(otherwise known as, WOW my exboyfriend was a super douche)
I’m a nerd. Maybe not in the original use of the word, but I am. I love Lord of the Rings, Harry Potter, Pokemon, Sailor Moon, I play video games, I love to read, I wear glasses, I had braces in high school, the whole sha-bang. Except maybe that I actually had a fashion sense, but that is much more common in today’s nerds. That being said, it took me a really long time to accept myself. And while there are definitely a few different factors that played into that, a fairly large one was the group of people I hung out with in high school. They played video games, they liked old 90s cartoons (I mean, that is when we were growing up), and by a few other definitions, they were nerds too.
But, they, especially my ex-boyfriend, consistently belittled me for the things I liked. If I liked a video game that they liked, it didn’t matter, because I was a girl and therefore inherently not good at it, and not good at it meant that you sucked, and your opinion didn’t matter. I stopped reading a lot in high school, or at least as much as I did before I knew them, because they didn’t like to read and would tease me for carrying books around with me, so I stopped. They even made fun of my taste in music, most ususally my love of my favorite band, Paramore. Because it’s fronted by a girl. It wasn’t metal enough or indie enough, and even when I got into bands that they liked, in their eyes, I would never be as cool as they were, because I didn’t know as much about the band as they did.
It took moving away and meeting new people (a few new sets of new people, because by then I was conditioned to go along with what everyone liked and not voice my opinion) to truly love myself and accept who I am.

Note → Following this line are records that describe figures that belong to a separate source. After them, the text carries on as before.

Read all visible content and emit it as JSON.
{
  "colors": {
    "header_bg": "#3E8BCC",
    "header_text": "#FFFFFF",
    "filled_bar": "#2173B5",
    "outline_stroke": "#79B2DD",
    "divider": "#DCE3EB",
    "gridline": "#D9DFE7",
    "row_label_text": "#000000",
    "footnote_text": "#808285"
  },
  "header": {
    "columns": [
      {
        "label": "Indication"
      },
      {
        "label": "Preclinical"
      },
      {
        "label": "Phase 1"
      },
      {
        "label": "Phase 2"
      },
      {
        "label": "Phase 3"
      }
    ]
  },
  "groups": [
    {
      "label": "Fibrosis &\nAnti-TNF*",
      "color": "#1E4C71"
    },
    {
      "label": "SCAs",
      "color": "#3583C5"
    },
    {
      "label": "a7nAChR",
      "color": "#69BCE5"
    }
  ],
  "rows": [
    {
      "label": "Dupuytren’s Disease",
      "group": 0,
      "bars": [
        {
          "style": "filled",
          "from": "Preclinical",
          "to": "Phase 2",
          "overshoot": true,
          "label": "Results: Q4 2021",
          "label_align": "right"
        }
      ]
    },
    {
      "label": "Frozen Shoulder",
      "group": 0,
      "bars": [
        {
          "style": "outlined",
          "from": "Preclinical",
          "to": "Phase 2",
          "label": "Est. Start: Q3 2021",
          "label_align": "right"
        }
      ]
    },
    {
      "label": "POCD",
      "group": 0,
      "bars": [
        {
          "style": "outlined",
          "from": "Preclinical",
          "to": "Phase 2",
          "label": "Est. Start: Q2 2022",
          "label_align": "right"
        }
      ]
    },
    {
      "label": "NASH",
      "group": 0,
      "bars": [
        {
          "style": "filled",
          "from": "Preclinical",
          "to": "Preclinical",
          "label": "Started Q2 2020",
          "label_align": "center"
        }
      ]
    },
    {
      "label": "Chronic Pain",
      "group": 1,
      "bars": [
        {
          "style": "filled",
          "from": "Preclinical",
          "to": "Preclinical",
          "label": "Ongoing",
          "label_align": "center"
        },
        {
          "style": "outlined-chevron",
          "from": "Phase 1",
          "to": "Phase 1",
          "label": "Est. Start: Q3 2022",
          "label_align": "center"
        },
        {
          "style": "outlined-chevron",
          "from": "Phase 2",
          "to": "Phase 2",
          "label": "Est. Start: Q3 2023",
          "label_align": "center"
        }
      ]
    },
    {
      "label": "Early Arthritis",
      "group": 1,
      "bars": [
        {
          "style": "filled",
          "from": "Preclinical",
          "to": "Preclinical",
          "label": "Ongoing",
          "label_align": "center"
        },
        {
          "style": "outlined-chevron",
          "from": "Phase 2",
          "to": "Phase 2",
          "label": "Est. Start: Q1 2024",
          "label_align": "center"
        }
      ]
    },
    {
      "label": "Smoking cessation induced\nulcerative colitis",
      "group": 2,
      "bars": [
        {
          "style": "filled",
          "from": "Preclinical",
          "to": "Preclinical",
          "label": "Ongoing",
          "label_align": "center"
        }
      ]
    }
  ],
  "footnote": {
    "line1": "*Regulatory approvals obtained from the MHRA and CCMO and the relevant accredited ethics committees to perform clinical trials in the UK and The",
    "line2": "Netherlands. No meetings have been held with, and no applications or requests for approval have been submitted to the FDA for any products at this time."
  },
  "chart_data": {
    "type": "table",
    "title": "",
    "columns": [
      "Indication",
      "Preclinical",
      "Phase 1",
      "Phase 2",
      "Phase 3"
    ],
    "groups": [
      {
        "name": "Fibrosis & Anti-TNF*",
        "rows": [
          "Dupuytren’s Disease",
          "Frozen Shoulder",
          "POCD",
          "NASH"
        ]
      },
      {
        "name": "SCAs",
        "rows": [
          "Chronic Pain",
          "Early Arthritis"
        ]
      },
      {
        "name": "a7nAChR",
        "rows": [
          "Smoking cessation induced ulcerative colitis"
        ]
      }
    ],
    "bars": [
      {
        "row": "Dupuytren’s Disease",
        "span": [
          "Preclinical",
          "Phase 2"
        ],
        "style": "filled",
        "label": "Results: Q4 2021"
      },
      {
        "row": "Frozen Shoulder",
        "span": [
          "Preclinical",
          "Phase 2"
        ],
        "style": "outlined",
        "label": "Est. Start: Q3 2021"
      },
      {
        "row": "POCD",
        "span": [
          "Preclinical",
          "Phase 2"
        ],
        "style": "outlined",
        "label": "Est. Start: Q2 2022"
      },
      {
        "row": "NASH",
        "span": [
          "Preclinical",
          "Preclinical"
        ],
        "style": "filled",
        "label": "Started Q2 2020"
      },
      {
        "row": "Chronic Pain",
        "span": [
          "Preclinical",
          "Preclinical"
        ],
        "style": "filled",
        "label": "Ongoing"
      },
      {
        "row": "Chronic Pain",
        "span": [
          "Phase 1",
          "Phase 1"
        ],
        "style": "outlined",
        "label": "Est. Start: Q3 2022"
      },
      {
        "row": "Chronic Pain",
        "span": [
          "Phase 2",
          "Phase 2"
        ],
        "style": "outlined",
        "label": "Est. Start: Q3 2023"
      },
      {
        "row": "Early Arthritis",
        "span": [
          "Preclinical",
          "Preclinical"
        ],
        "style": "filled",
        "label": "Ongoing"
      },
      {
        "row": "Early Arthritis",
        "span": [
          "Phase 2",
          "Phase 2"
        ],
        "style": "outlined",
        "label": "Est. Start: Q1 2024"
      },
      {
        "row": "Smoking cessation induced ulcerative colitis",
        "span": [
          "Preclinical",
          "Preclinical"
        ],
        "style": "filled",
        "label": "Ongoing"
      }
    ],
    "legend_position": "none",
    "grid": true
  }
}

I started reading and writing again, and told everyone what music and games I liked without being worried about what they would say. I met other girls would played video games, and stayed up til the early morning killing zombies and listening to music they liked that I hadn’t heard before. As cliche as it, I expanded my horizons in college, and came back centered and sure of myself. I saw my old friends, and before completely cutting them off because they hadn’t changed, I hung out, I played video games, I talked about music and concerts and shows I liked without feeling bad about it and without allowing their comments to make me feel like less of a person or less important.
So, long story short, being passionate about the things you love is cool, and you shouldn’t let anyone make you feel lame about it, friends, family, boyfriends, anyone. Being a “nerd” is awesome, and so is being the person you really are.